Using music to teach spelling to children with autism, new directions in stroke research and recent advances - and ongoing challenges - in diagnosing genetic causes of neuromuscular disorders are among research topics to be presented by local and national experts, and leading students at a forum to be hosted by The University of Western Australia later this month.
This year's Symposium of Western Australian Neuroscience (SWAN) aims to connect scientists and clinicians to people with neurological conditions and those caring for and supporting them in the community.
Stroke victim Heather Addison will discuss her experience of life since surviving a stroke, while neurologist and UWA Associate Professor David Blacker will bring the audience up to date with new directions in stroke research in Western Australia.
Dr Nigel Clarke, from The University of Sydney, will describe the latest advances - and ongoing challenges - in diagnosing the genetic basis of neuromuscular disorders while Dr Olivia Carter, from The University of Melbourne, will present her research into using pupil responses to successfully communicate with non-responsive patients with Locked-in Syndrome.
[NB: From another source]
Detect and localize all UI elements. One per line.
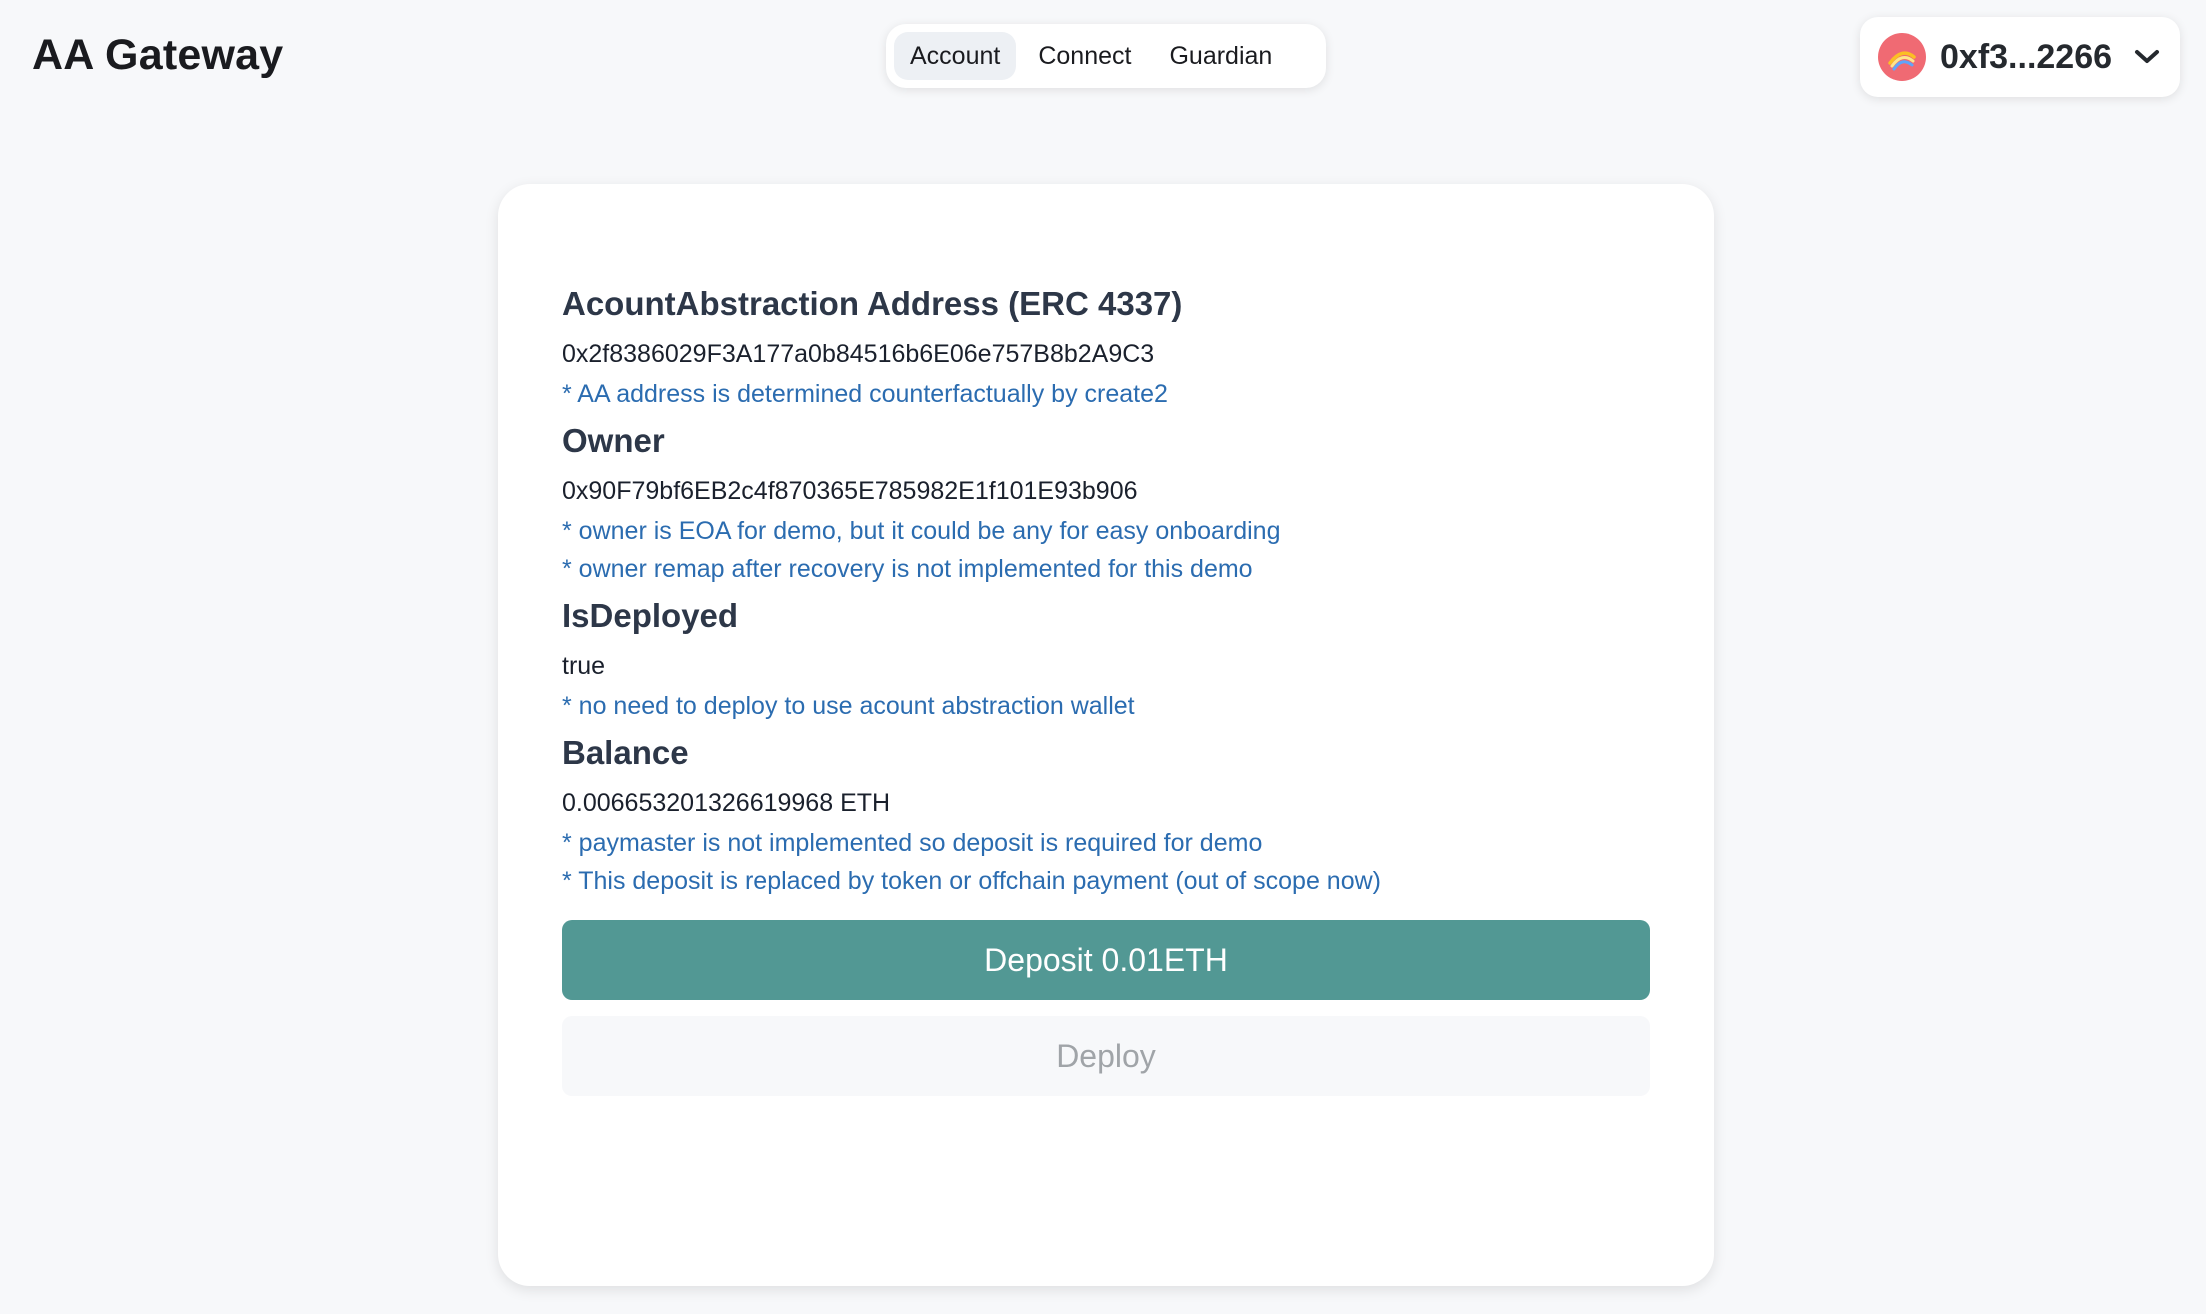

Brightwater Care Group Chief Executive Officer Dr Penny Flett and Headwest Executive Officer Lee-Anne Brenssell will provide insights on living with acquired brain injury from a community perspective and the valuable initiatives their organisations undertake.
WA students and early-career researchers will present the results of their research in the featured areas of neuroscience, including Parkinson's disease, autism and spinal cord injury.
SWAN will be held on Tuesday 23 July at the Molecular and Chemical Sciences (MCS) Lecture Theatre at The University of Western Australia.